1. A method for ranking events in media collections, comprising:

designating a media collection;

using a processor to cluster the media collection items into a hierarchical event structure;

using the processor to identify and count visually similar sub-events within each event in the hierarchical event structure;

using the processor to determine a ranking of events based on the count of sub-events within each event; and

associating the determined ranking with each event in the media collection.

2. The method of claim 1, wherein the ranking of events is based on the significance score of the event.

3. The method of claim 1, wherein the ranking of events is based on a distribution that models the importance of an event over an elapsed time period.

4. The method of claim 1, wherein the ranking of events is based on a score or distribution that models the interestingness of an event over an elapsed time period.

5. The method of claim 1, wherein the ranking of events is based on metadata from social networks such as number of likes and comments.

6. The method of claim 1, wherein the ranking of events is based on metadata from social networks through the analysis of user tags and comments.

7. The method of claim 1, wherein the ranking of events is based on the number of images in the event that have been marked by the user as being a favorite or to be used for sharing.

8. A method for selecting events from media collections, comprising:

designating a media collection;

using a processor to cluster the media collection items into a hierarchical event structure;

using the processor to identify and count visually similar sub-events within each event in the hierarchical event structure;

using the processor to determine a ranked list of events based on the count of sub-events within each event;

using the processor to calculate a target distribution that is based on the distribution of one or more event attributes of the events derived from the media collection; and

selecting events from the ranked list of events based on the calculated target distribution.

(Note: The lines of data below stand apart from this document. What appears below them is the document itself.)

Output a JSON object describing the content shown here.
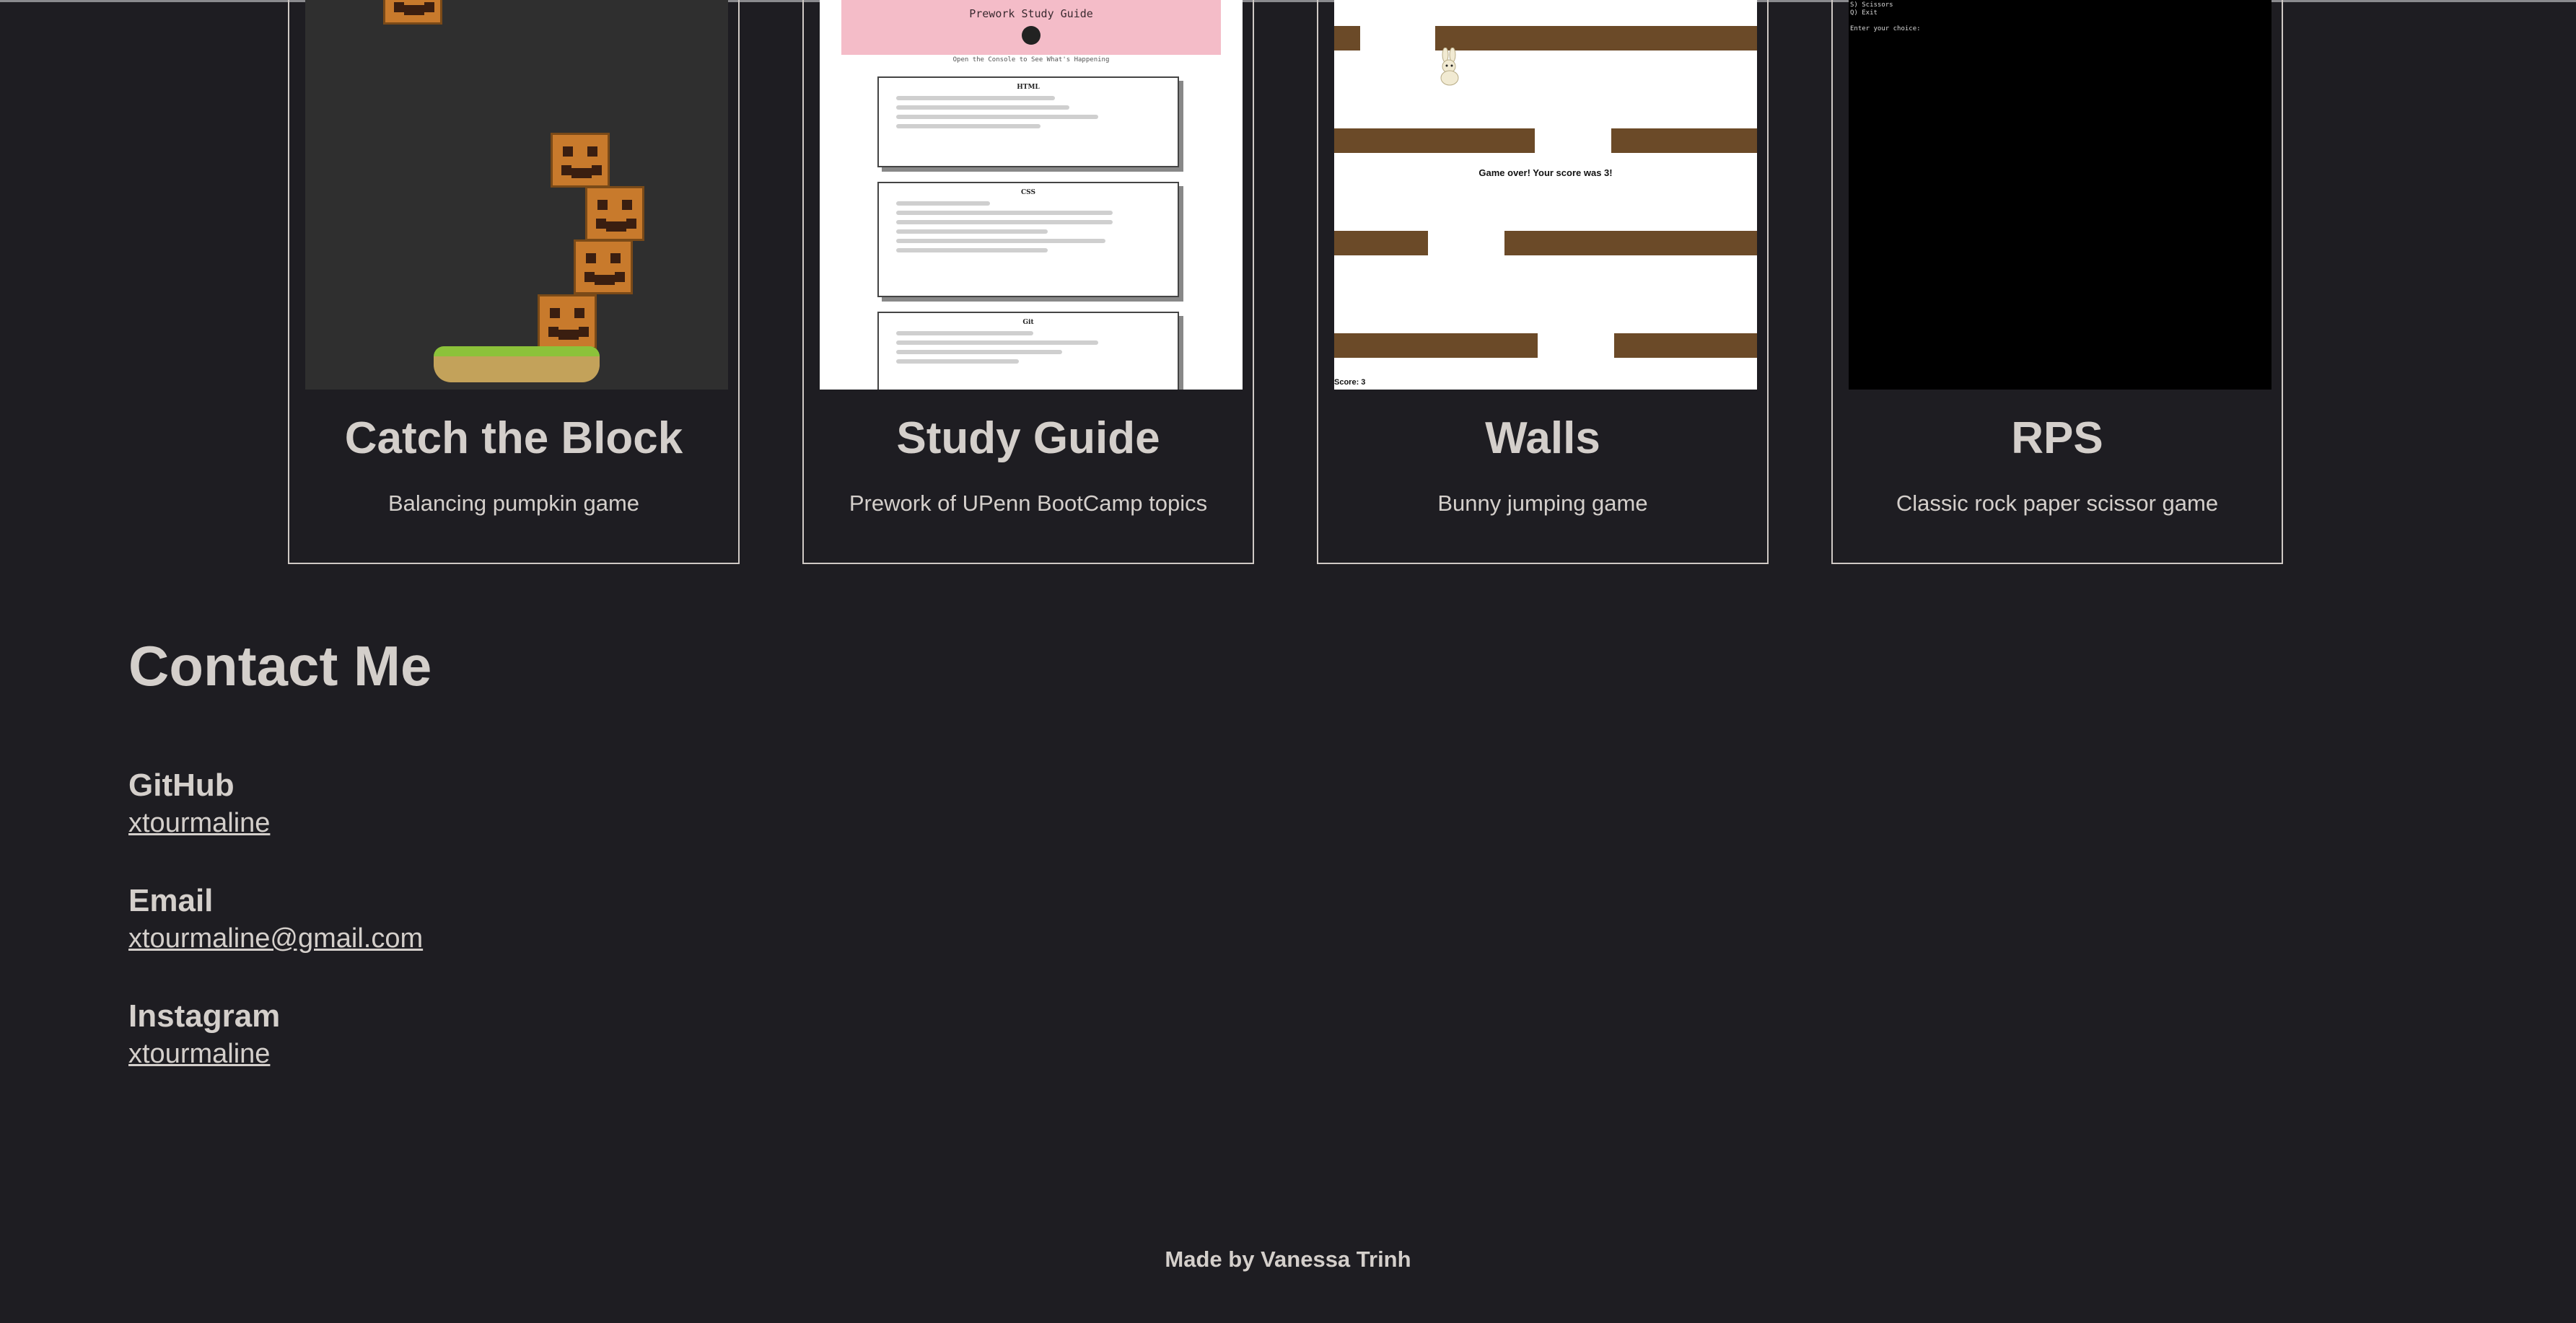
{
  "projects": [
    {
      "title": "Catch the Block",
      "description": "Balancing pumpkin game"
    },
    {
      "title": "Study Guide",
      "description": "Prework of UPenn BootCamp topics"
    },
    {
      "title": "Walls",
      "description": "Bunny jumping game"
    },
    {
      "title": "RPS",
      "description": "Classic rock paper scissor game"
    }
  ],
  "screens": {
    "study": {
      "header": "Prework Study Guide",
      "note": "Open the Console to See What's Happening",
      "sections": [
        "HTML",
        "CSS",
        "Git"
      ]
    },
    "walls": {
      "message": "Game over! Your score was 3!",
      "score": "Score: 3"
    },
    "rps": {
      "lines": [
        "S) Scissors",
        "Q) Exit",
        "Enter your choice:"
      ]
    }
  },
  "contact": {
    "heading": "Contact Me",
    "items": [
      {
        "label": "GitHub",
        "value": "xtourmaline"
      },
      {
        "label": "Email",
        "value": "xtourmaline@gmail.com"
      },
      {
        "label": "Instagram",
        "value": "xtourmaline"
      }
    ]
  },
  "footer": "Made by Vanessa Trinh",
  "colors": {
    "background": "#1e1d22",
    "text": "#d4cfcb",
    "study_header": "#f4bcc8",
    "wall": "#6b4a28"
  }
}
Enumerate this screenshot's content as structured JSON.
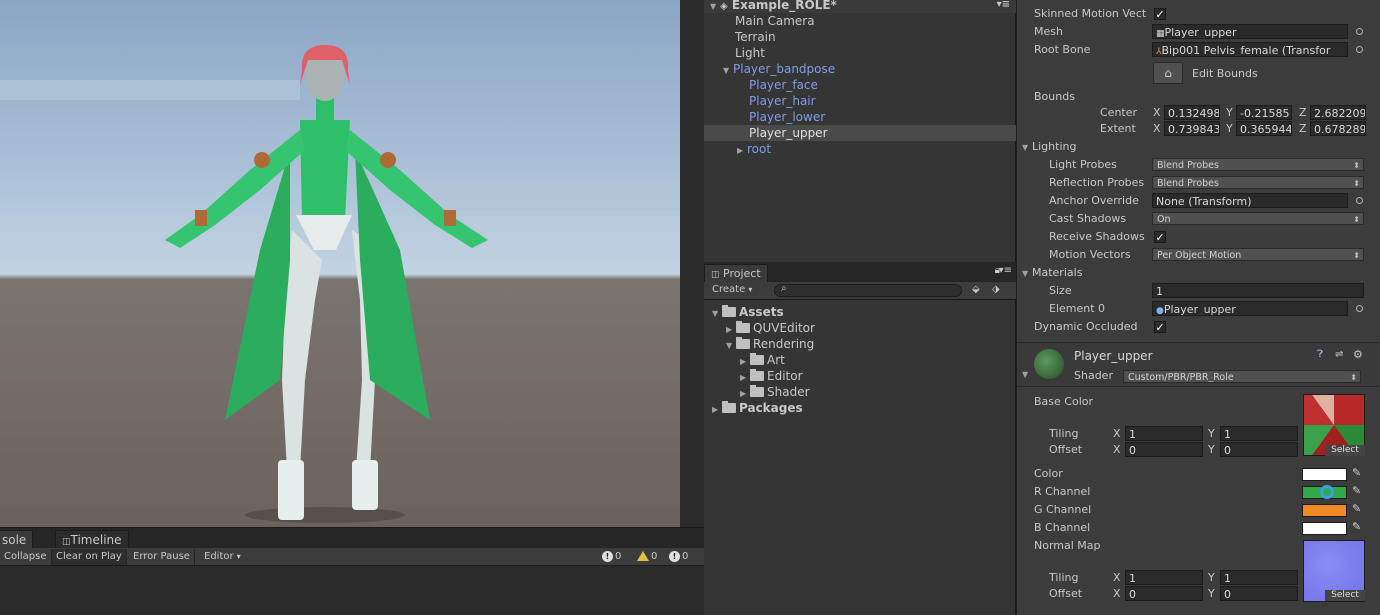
{
  "console": {
    "tab_console": "sole",
    "tab_timeline": "Timeline",
    "btn_collapse": "Collapse",
    "btn_clear_on_play": "Clear on Play",
    "btn_error_pause": "Error Pause",
    "btn_editor": "Editor",
    "count_info": "0",
    "count_warn": "0",
    "count_error": "0"
  },
  "hierarchy": {
    "scene_name": "Example_ROLE*",
    "items": [
      "Main Camera",
      "Terrain",
      "Light",
      "Player_bandpose",
      "Player_face",
      "Player_hair",
      "Player_lower",
      "Player_upper",
      "root"
    ]
  },
  "project": {
    "tab": "Project",
    "create_label": "Create",
    "tree": [
      "Assets",
      "QUVEditor",
      "Rendering",
      "Art",
      "Editor",
      "Shader",
      "Packages"
    ]
  },
  "inspector": {
    "skinned_motion": "Skinned Motion Vect",
    "mesh_label": "Mesh",
    "mesh_value": "Player_upper",
    "root_bone_label": "Root Bone",
    "root_bone_value": "Bip001 Pelvis_female (Transfor",
    "edit_bounds": "Edit Bounds",
    "bounds": "Bounds",
    "center": "Center",
    "center_x": "0.132498",
    "center_y": "-0.21585",
    "center_z": "2.682209",
    "extent": "Extent",
    "extent_x": "0.739843",
    "extent_y": "0.365944",
    "extent_z": "0.678289",
    "ax_x": "X",
    "ax_y": "Y",
    "ax_z": "Z",
    "lighting": "Lighting",
    "light_probes_label": "Light Probes",
    "light_probes_value": "Blend Probes",
    "reflection_probes_label": "Reflection Probes",
    "reflection_probes_value": "Blend Probes",
    "anchor_override_label": "Anchor Override",
    "anchor_override_value": "None (Transform)",
    "cast_shadows_label": "Cast Shadows",
    "cast_shadows_value": "On",
    "receive_shadows_label": "Receive Shadows",
    "motion_vectors_label": "Motion Vectors",
    "motion_vectors_value": "Per Object Motion",
    "materials": "Materials",
    "size_label": "Size",
    "size_value": "1",
    "element0_label": "Element 0",
    "element0_value": "Player_upper",
    "dynamic_occluded": "Dynamic Occluded",
    "material_name": "Player_upper",
    "shader_label": "Shader",
    "shader_value": "Custom/PBR/PBR_Role",
    "base_color": "Base Color",
    "tiling": "Tiling",
    "offset": "Offset",
    "tiling_x": "1",
    "tiling_y": "1",
    "offset_x": "0",
    "offset_y": "0",
    "select": "Select",
    "color": "Color",
    "r_channel": "R Channel",
    "g_channel": "G Channel",
    "b_channel": "B Channel",
    "normal_map": "Normal Map",
    "tiling2_x": "1",
    "tiling2_y": "1",
    "offset2_x": "0",
    "offset2_y": "0"
  },
  "colors": {
    "color_white": "#ffffff",
    "r_channel": "#2ea84a",
    "g_channel": "#f08a24",
    "b_channel": "#ffffff"
  }
}
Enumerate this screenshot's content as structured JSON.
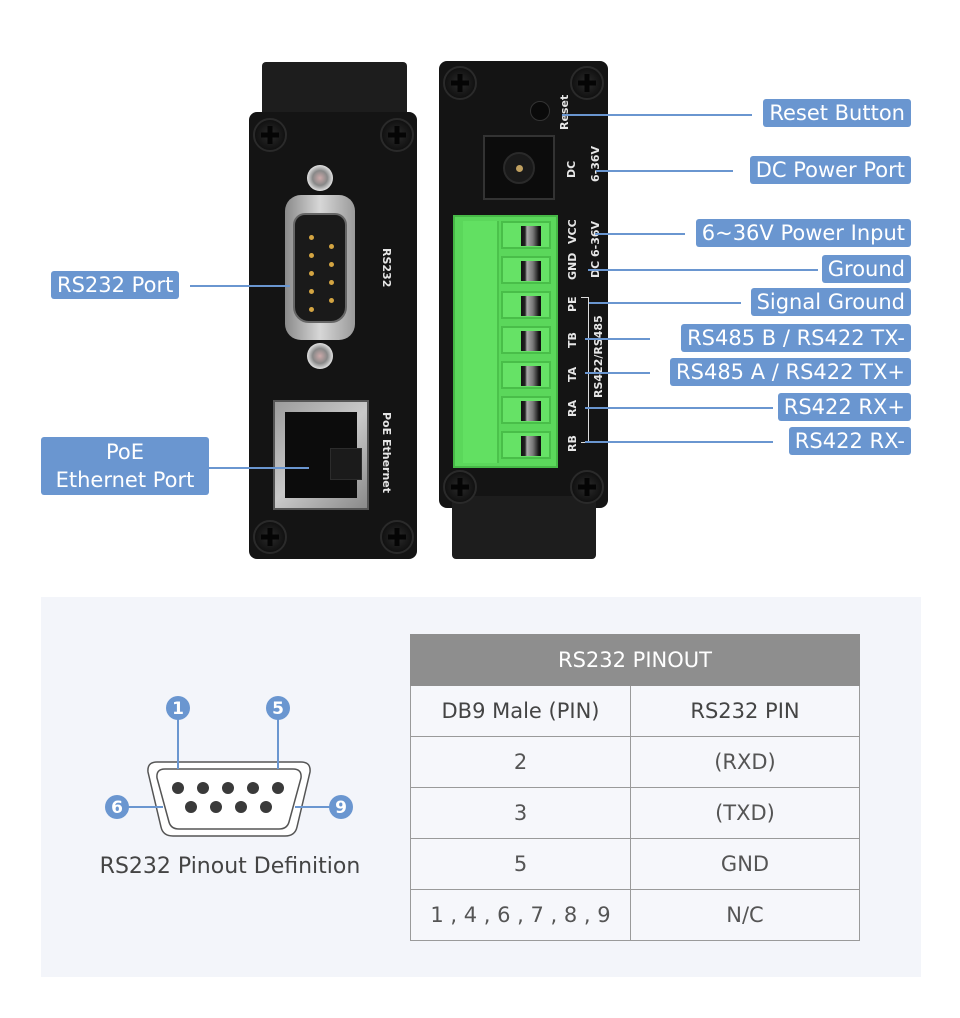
{
  "device_left": {
    "rs232_silk": "RS232",
    "ethernet_silk": "PoE Ethernet"
  },
  "device_right": {
    "silk": {
      "reset": "Reset",
      "dc": "DC",
      "dc_voltage": "6-36V",
      "vcc": "VCC",
      "vcc_voltage": "DC 6-36V",
      "gnd": "GND",
      "pe": "PE",
      "tb": "TB",
      "ta": "TA",
      "ra": "RA",
      "rb": "RB",
      "bus_group": "RS422/RS485"
    }
  },
  "callouts": {
    "left": [
      {
        "label": "RS232 Port"
      },
      {
        "label_line1": "PoE",
        "label_line2": "Ethernet Port"
      }
    ],
    "right": [
      {
        "label": "Reset Button"
      },
      {
        "label": "DC Power Port"
      },
      {
        "label": "6~36V Power Input"
      },
      {
        "label": "Ground"
      },
      {
        "label": "Signal Ground"
      },
      {
        "label": "RS485 B / RS422 TX-"
      },
      {
        "label": "RS485 A / RS422 TX+"
      },
      {
        "label": "RS422 RX+"
      },
      {
        "label": "RS422 RX-"
      }
    ]
  },
  "pinout_diagram": {
    "pin_markers": [
      "1",
      "5",
      "6",
      "9"
    ],
    "caption": "RS232 Pinout Definition"
  },
  "pinout_table": {
    "title": "RS232 PINOUT",
    "headers": [
      "DB9 Male (PIN)",
      "RS232 PIN"
    ],
    "rows": [
      [
        "2",
        "(RXD)"
      ],
      [
        "3",
        "(TXD)"
      ],
      [
        "5",
        "GND"
      ],
      [
        "1 , 4 , 6 , 7 , 8 , 9",
        "N/C"
      ]
    ]
  },
  "colors": {
    "accent_blue": "#6a96d0",
    "terminal_green": "#5bd75b",
    "table_header_gray": "#8e8e8e",
    "panel_bg": "#f3f5fa"
  }
}
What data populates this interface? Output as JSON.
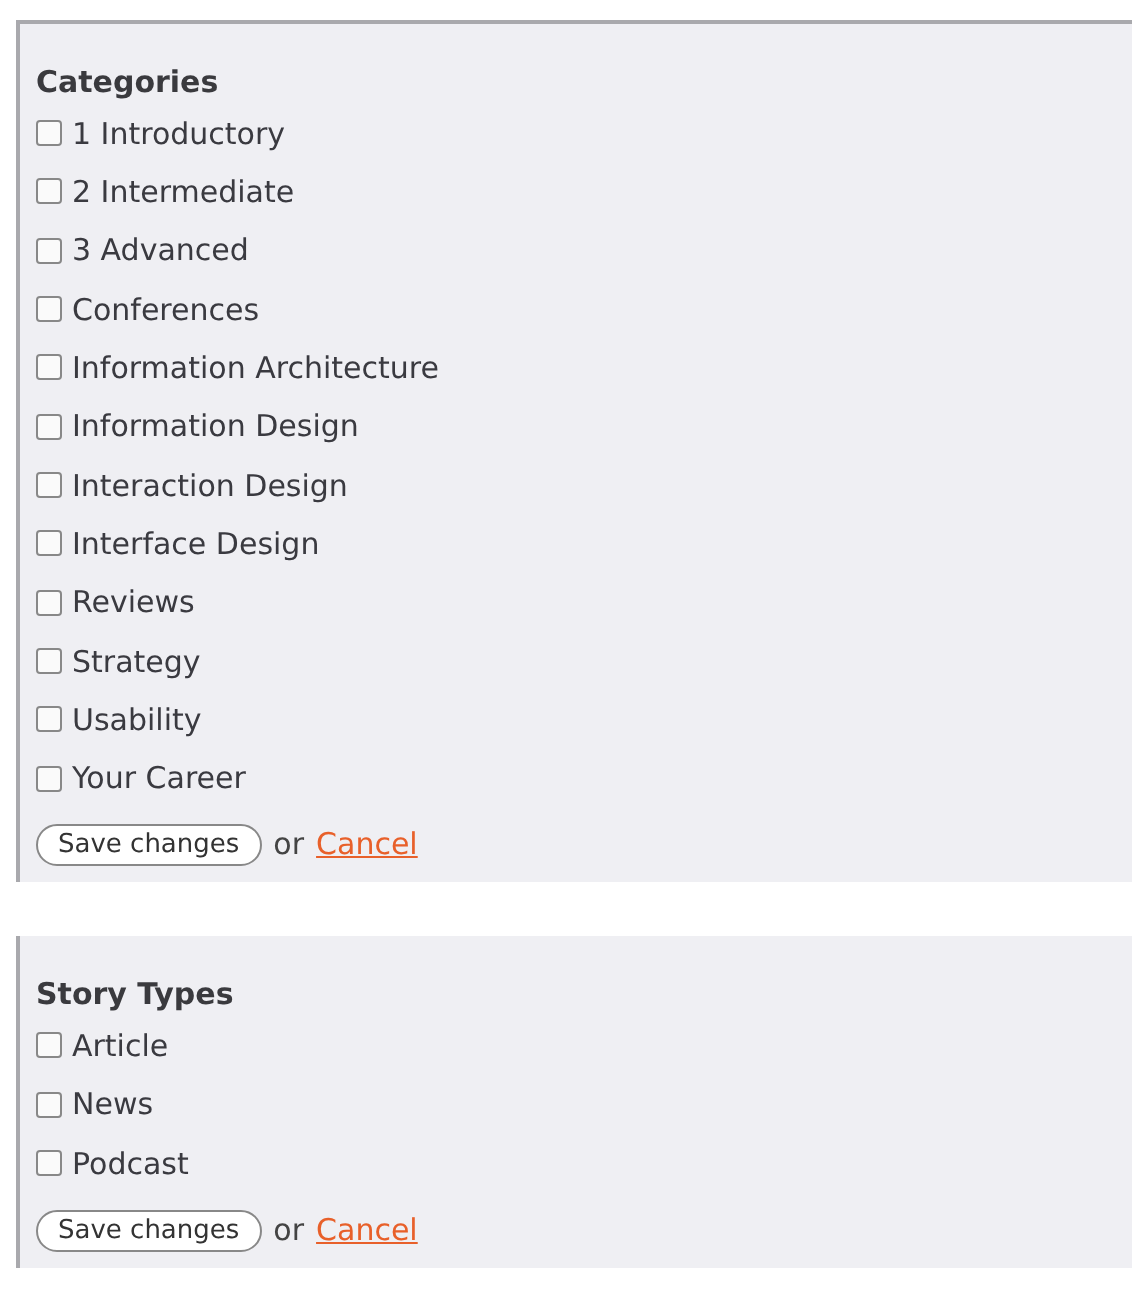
{
  "sections": [
    {
      "title": "Categories",
      "items": [
        {
          "label": "1 Introductory",
          "checked": false
        },
        {
          "label": "2 Intermediate",
          "checked": false
        },
        {
          "label": "3 Advanced",
          "checked": false
        },
        {
          "label": "Conferences",
          "checked": false
        },
        {
          "label": "Information Architecture",
          "checked": false
        },
        {
          "label": "Information Design",
          "checked": false
        },
        {
          "label": "Interaction Design",
          "checked": false
        },
        {
          "label": "Interface Design",
          "checked": false
        },
        {
          "label": "Reviews",
          "checked": false
        },
        {
          "label": "Strategy",
          "checked": false
        },
        {
          "label": "Usability",
          "checked": false
        },
        {
          "label": "Your Career",
          "checked": false
        }
      ],
      "save": "Save changes",
      "or": "or",
      "cancel": "Cancel"
    },
    {
      "title": "Story Types",
      "items": [
        {
          "label": "Article",
          "checked": false
        },
        {
          "label": "News",
          "checked": false
        },
        {
          "label": "Podcast",
          "checked": false
        }
      ],
      "save": "Save changes",
      "or": "or",
      "cancel": "Cancel"
    }
  ]
}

9. The method of claim 8, wherein the event attribute used in the target distribution is the event class.

10. The method of claim 8, wherein the event attribute used in the target distribution is the event size.

11. The method of claim 8, wherein the event attribute used in the target distribution is the media type of the event.

12. The method of claim 8, wherein the ranking of events is based on the significance score of the event.

13. The method of claim 8, wherein the ranking of events is based on a distribution that models the importance of an event over an elapsed time period.

14. The method of claim 8, wherein the ranking of events is based on scores or a distribution that models the interestingness of an event over an elapsed time period.

15. The method of claim 8, wherein the ranking of events is based on metadata from social networks such as number of likes and comments.

16. The method of claim 8, wherein the ranking of events is based on metadata from social networks through the analysis of user tags and comments.

17. The method of claim 8, wherein the ranking of events is based on the number of images in the event that have been marked by the user as being a favorite or to be used for sharing.